# David Industries Derringer



## -gunut- (May 8, 2006)

I dont know if this is the right place to post this but here it goes! Has anyone ever had one in .22mag? Or head of them? I really want one and it is only $100


----------



## Shipwreck (Jan 26, 2006)

I've fired a Derringer in 32 before, that is all. Sorry...


----------



## -gunut- (May 8, 2006)

Shipwreck said:


> I've fired a Derringer in 32 before, that is all. Sorry...


JUst fired? Ever owned? Do you remember who made it?


----------



## Shipwreck (Jan 26, 2006)

It belonged to my ex-wife's family - I was married for years before. So, I "owned" it for a while. Can't remember who it was made by.

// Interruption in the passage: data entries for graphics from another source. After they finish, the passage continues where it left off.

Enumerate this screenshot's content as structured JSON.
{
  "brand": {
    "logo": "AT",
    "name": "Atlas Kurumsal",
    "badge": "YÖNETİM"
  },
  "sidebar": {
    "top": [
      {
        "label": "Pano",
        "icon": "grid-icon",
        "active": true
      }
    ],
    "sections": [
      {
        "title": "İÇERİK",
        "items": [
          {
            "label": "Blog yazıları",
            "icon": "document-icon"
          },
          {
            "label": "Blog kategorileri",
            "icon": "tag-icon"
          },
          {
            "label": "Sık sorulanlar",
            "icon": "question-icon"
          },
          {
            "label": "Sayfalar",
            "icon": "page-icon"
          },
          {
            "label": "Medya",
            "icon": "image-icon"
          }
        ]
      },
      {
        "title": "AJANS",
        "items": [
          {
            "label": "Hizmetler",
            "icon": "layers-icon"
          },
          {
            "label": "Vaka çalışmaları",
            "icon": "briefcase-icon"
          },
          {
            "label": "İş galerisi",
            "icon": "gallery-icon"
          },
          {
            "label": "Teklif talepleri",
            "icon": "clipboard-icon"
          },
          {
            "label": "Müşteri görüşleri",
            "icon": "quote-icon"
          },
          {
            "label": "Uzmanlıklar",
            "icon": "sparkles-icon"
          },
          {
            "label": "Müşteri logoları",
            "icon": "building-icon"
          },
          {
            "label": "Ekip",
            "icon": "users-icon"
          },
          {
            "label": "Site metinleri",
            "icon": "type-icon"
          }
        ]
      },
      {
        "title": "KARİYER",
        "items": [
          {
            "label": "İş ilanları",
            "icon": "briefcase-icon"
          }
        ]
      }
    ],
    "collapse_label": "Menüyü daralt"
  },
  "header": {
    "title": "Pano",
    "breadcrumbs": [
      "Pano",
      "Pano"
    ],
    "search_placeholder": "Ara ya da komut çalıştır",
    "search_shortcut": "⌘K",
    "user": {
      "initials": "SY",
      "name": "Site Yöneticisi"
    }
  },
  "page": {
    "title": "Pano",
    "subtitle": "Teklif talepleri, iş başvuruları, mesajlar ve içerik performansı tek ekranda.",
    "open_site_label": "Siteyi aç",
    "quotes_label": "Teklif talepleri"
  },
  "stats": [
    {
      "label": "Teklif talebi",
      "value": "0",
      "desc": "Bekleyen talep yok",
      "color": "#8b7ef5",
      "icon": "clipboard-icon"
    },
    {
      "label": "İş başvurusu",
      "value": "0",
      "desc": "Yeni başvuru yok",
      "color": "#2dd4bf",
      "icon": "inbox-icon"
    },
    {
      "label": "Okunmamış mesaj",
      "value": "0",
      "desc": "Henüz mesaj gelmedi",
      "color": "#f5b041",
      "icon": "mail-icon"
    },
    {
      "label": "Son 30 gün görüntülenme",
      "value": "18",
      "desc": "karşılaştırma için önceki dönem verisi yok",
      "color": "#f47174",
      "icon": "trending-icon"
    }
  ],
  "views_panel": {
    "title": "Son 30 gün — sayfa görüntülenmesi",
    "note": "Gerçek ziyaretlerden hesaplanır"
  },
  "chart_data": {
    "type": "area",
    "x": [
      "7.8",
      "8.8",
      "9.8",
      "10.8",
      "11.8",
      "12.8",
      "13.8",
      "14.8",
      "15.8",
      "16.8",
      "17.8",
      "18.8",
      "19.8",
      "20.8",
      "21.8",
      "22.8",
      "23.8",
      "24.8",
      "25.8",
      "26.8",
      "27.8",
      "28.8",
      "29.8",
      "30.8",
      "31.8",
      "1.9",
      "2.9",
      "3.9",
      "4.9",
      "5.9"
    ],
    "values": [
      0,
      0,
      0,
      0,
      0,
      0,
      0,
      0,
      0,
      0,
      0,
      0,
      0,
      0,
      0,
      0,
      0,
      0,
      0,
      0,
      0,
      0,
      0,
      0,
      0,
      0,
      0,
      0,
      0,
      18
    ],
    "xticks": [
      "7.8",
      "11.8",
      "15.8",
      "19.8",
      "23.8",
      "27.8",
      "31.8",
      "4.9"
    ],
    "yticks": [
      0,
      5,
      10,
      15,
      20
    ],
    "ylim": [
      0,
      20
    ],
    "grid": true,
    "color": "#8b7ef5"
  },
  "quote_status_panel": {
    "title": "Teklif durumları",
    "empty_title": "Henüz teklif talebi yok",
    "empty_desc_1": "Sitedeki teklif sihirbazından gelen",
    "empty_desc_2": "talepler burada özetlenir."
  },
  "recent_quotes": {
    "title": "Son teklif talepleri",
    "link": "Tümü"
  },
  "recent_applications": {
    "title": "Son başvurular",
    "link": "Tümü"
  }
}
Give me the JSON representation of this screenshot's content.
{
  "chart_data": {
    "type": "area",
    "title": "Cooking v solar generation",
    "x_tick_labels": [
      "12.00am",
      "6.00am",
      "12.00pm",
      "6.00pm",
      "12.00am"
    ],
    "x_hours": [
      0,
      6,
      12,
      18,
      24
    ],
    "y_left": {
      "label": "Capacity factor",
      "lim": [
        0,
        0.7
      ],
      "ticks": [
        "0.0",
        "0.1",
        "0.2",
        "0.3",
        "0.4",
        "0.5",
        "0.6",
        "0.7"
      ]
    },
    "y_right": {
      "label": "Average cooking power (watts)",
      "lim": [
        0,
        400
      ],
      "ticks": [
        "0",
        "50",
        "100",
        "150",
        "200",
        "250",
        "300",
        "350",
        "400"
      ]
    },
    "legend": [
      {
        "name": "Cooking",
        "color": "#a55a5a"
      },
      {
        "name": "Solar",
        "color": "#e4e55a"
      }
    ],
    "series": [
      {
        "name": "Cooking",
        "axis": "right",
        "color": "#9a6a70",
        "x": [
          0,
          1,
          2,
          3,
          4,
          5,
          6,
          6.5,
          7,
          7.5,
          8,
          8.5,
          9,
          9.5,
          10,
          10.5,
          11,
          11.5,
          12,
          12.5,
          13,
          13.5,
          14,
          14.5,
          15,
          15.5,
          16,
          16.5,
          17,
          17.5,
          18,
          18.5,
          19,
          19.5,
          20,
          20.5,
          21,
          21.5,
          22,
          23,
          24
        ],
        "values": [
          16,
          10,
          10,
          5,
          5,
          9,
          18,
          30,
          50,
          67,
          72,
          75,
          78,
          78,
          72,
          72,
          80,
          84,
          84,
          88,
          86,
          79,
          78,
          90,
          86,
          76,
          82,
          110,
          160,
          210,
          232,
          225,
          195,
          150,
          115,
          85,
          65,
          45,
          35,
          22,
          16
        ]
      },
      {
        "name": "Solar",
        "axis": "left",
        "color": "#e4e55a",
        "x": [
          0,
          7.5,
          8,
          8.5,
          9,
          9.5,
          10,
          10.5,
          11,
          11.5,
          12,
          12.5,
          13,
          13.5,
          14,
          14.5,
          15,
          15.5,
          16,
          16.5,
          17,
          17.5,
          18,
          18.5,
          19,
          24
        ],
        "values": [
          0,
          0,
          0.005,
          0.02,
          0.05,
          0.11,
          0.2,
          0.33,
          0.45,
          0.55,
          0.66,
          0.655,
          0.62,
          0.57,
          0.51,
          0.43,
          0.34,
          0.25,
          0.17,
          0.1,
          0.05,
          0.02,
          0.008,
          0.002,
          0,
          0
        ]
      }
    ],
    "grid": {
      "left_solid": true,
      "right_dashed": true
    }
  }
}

IMHO, a derringer is a waste of money. It is only accurate a very short distance. But a Keltec or something if U want a tiny gun.


----------



## Dragon (May 21, 2006)

I would have to agree with Shipwreck. Save the $100 bucks and put it towards something else. Shot a friends once, but it didn't peak my interest very much.


----------



## -gunut- (May 8, 2006)

I dont really want it for a good defense gun. That is what .45 is for :-D I want it mainly for light plinking and as a bbq gun.


----------



## Shipwreck (Jan 26, 2006)

But, more than a few feet away, and U won't even hit the paper on the target. It is not a plinker - not by a long shot.


----------



## Dragon (May 21, 2006)

My opinion: If you want one just to say you have one, then by all means get it. Other than that they are just a waste of money.


----------



## DennyCrane (May 11, 2006)

I think an expensive target 22 would be more fun if you want to plink with.


----------



## 1911driver (May 9, 2006)

*derringer*

Davis Industries in Chino, PRK make these guns. They have them in .22Mag. Google them...!!


----------



## -gunut- (May 8, 2006)

*Re: derringer*



1911driver said:


> Davis Industries in Chino, PRK make these guns. They have them in .22Mag. Google them...!!


Yeah I know who makes them. There is not to much on google. I have been going around forums asking to get first hand opinions. Thanks


----------



## Shipwreck (Jan 26, 2006)

I think U'd be better off spending that $100 towards a laser, tac light, more mags, new holster or a 22, as said above...


----------